Polemiche per la circolare del ministero dell'Istruzione. Se il
viso dell'alunno è coperto, l'insegnante potrebbe non essere in grado di giudicare le
facoltà d'apprendimento dell'alunno e la sua attenzione alle lezioni, né capire il suo
stato d'animo in ogni momento della vita di classe.

Londra - Fa già discutere in Gran Bretagna la circolare governativa che dà ai presidi la facoltà di vietare l'uso del velo islamico in classe. «Una direttiva semplicemente scioccante», l'ha definita Massoud Shadjareh, presidente della Commissione islamica dei diritti umani. «Le scuole», recita la circolare, «devono garantire, compatibilmente con le usanze religiose, che queste non minaccino la sicurezza e l'apprendimento, né compromettano la serenità dell'ambiente scolastico». In poche parole, dunque, se il viso dell'alunno è coperto, l'insegnante potrebbe non essere in grado di giudicare le facoltà d'apprendimento dell'alunno e la sua attenzione alle lezioni, né capire il suo stato d'animo in ogni momento della vita di classe.

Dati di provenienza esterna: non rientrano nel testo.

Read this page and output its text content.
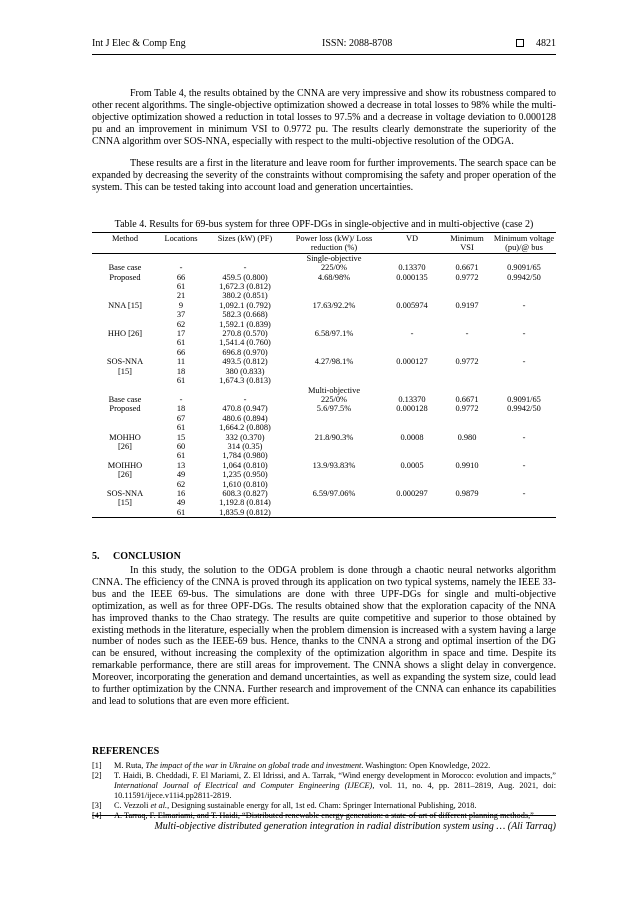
Int J Elec & Comp Eng	ISSN: 2088-8708	4821

From Table 4, the results obtained by the CNNA are very impressive and show its robustness compared to other recent algorithms. The single-objective optimization showed a decrease in total losses to 98% while the multi-objective optimization showed a reduction in total losses to 97.5% and a decrease in voltage deviation to 0.000128 pu and an improvement in minimum VSI to 0.9772 pu. The results clearly demonstrate the superiority of the CNNA algorithm over SOS-NNA, especially with respect to the multi-objective resolution of the ODGA.

These results are a first in the literature and leave room for further improvements. The search space can be expanded by decreasing the severity of the constraints without compromising the safety and proper operation of the system. This can be tested taking into account load and generation uncertainties.

Table 4. Results for 69-bus system for three OPF-DGs in single-objective and in multi-objective (case 2)
Method	Locations	Sizes (kW) (PF)	Power loss (kW)/ Loss reduction (%)	VD	Minimum VSI	Minimum voltage (pu)/@ bus
			Single-objective			
Base case	-	-	225/0%	0.13370	0.6671	0.9091/65
Proposed	66	459.5 (0.800)	4.68/98%	0.000135	0.9772	0.9942/50
	61	1,672.3 (0.812)				
	21	380.2 (0.851)				
NNA [15]	9	1,092.1 (0.792)	17.63/92.2%	0.005974	0.9197	-
	37	582.3 (0.668)				
	62	1,592.1 (0.839)				
HHO [26]	17	270.8 (0.570)	6.58/97.1%	-	-	-
	61	1,541.4 (0.760)				
	66	696.8 (0.970)				
SOS-NNA	11	493.5 (0.812)	4.27/98.1%	0.000127	0.9772	-
[15]	18	380 (0.833)				
	61	1,674.3 (0.813)				
			Multi-objective			
Base case	-	-	225/0%	0.13370	0.6671	0.9091/65
Proposed	18	470.8 (0.947)	5.6/97.5%	0.000128	0.9772	0.9942/50
	67	480.6 (0.894)				
	61	1,664.2 (0.808)				
MOHHO	15	332 (0.370)	21.8/90.3%	0.0008	0.980	-
[26]	60	314 (0.35)				
	61	1,784 (0.980)				
MOIHHO	13	1,064 (0.810)	13.9/93.83%	0.0005	0.9910	-
[26]	49	1,235 (0.950)				
	62	1,610 (0.810)				
SOS-NNA	16	608.3 (0.827)	6.59/97.06%	0.000297	0.9879	-
[15]	49	1,192.8 (0.814)				
	61	1,835.9 (0.812)				
5. CONCLUSION

In this study, the solution to the ODGA problem is done through a chaotic neural networks algorithm CNNA. The efficiency of the CNNA is proved through its application on two typical systems, namely the IEEE 33-bus and the IEEE 69-bus. The simulations are done with three UPF-DGs for single and multi-objective optimization, as well as for three OPF-DGs. The results obtained show that the exploration capacity of the NNA has improved thanks to the Chao strategy. The results are quite competitive and superior to those obtained by existing methods in the literature, especially when the problem dimension is increased with a system having a large number of nodes such as the IEEE-69 bus. Hence, thanks to the CNNA a strong and optimal insertion of the DG can be ensured, without increasing the complexity of the optimization algorithm in space and time. Despite its remarkable performance, there are still areas for improvement. The CNNA shows a slight delay in convergence. Moreover, incorporating the generation and demand uncertainties, as well as expanding the system size, could lead to further optimization by the CNNA. Further research and improvement of the CNNA can enhance its capabilities and lead to solutions that are even more efficient.

REFERENCES
[1] M. Ruta, The impact of the war in Ukraine on global trade and investment. Washington: Open Knowledge, 2022.
[2] T. Haidi, B. Cheddadi, F. El Mariami, Z. El Idrissi, and A. Tarrak, “Wind energy development in Morocco: evolution and impacts,” International Journal of Electrical and Computer Engineering (IJECE), vol. 11, no. 4, pp. 2811–2819, Aug. 2021, doi: 10.11591/ijece.v11i4.pp2811-2819.
[3] C. Vezzoli et al., Designing sustainable energy for all, 1st ed. Cham: Springer International Publishing, 2018.
[4] A. Tarraq, F. Elmariami, and T. Haidi, “Distributed renewable energy generation: a state-of-art of different planning methods,”
Multi-objective distributed generation integration in radial distribution system using … (Ali Tarraq)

Un portavoce del ministero dell'Istruzione ha chiarito, però, che la circolare non impone ai presidi degli istituti di vietare il velo o le vesti che coprono interamente il volto, ma li obbliga ad esaminare ogni singolo caso, previa consultazione della comunità islamica locale, nonché dei genitori dell'alunno velato. La direttiva del ministero segue la decisione dell'Alta Corte di bocciare il ricorso del padre di una ragazzina musulmana di 12 anni a cui era stato vietato di indossare, durante le lezioni, il niqab, il velo nero che copre sia il capo che il viso, con una sola fessura all'altezza degli occhi. Il governo decise allora di approfondire la questione.